Design en permaculture : zones, secteurs et flux

Publié le 12/09/2026 · vérifié le 12/09/2026 · par Augustin Foucheres

Jardin de permaculture mêlant arbres, cultures, paillage et structures en bois
Crédit photo : PermaKulturgut.de, CC BY-SA 3.0. Recadrage éditorial.

Le design relie les éléments du lieu selon les passages, l’eau, le soleil, le vent et la fréquence des soins : la technique vient seulement après cette lecture.

La réponse en bref

Un design de permaculture n’est pas le dessin d’un jardin rempli de buttes. C’est l’organisation de relations utiles : l’eau descend vers les cultures, les déchets d’un élément deviennent la ressource d’un autre, et les tâches quotidiennes restent près des passages habituels. Les zones décrivent la fréquence des visites ; les secteurs cartographient ce qui traverse le lieu sans être commandé, comme le vent, le soleil, le ruissellement ou le bruit.

Observer avant de placer

Pendant plusieurs semaines, dessinez sur un même plan les accès, les zones humides, les ombres d’hiver et d’été, les vents dominants et le trajet de l’eau après une forte pluie. Ajoutez les ressources déjà présentes : toiture, feuilles, bois de taille, compost, point d’eau et bâtiments. Le test du bocal complète cette carte pour le sol.

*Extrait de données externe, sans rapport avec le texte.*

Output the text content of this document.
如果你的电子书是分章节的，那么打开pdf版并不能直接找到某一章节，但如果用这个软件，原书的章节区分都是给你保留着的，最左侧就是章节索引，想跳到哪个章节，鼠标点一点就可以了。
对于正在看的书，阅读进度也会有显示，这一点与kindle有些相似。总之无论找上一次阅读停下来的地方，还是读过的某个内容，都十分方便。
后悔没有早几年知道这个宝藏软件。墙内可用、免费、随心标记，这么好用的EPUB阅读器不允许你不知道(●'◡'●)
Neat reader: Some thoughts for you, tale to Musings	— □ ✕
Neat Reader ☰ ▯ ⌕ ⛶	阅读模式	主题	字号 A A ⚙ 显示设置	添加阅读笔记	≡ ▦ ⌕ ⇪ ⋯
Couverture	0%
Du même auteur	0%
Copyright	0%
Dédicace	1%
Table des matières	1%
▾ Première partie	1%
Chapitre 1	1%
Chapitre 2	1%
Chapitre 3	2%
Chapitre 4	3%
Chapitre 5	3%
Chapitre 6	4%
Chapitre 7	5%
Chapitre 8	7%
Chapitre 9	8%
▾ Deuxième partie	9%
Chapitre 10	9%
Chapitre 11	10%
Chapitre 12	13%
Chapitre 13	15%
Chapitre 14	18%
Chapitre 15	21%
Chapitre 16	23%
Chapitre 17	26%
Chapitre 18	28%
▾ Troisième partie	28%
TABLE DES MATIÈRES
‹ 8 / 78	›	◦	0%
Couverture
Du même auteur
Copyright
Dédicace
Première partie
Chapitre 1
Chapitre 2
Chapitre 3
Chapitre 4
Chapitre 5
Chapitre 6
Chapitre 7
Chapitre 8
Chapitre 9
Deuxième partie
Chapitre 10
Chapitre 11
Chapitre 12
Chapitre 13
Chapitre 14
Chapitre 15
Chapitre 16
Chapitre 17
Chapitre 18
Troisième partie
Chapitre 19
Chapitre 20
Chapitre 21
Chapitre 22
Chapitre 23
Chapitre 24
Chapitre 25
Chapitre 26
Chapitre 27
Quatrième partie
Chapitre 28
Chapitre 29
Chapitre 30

Utiliser les zones sans dogme

La zone 1 accueille ce qui demande une attention fréquente : aromatiques, semis, compost de cuisine ou récupération d’eau visible. Les zones suivantes reçoivent progressivement les cultures moins visitées, le verger, la haie comestible puis les espaces laissés à une dynamique plus sauvage. Une petite parcelle peut n’avoir que deux ou trois zones : la distance réelle et le temps disponible comptent plus que la numérotation.

Chercher les connexions

Placez chaque élément à partir de ses besoins et de ses productions. Une serre demande du soleil et de l’eau, produit de la chaleur et prolonge les récoltes. Un poulailler demande accès, ombre et surveillance, produit litière et fertilité. Une mare reçoit une eau propre, crée un microclimat et offre un habitat. Le plan du potager vient après ces relations.

Le test d’un bon design

Un plan est utile s’il réduit un trajet, une perte ou un achat tout en restant simple à entretenir. Testez une connexion pendant une saison et notez son effet. Un dispositif spectaculaire qui réclame des apports permanents n’est pas autonome : il a seulement déplacé le travail.

Sources

Les principes sont présentés par le site consacré au travail de David Holmgren et par la base de connaissances de la Permaculture Association. Ces références décrivent un cadre de conception, pas une recette universelle.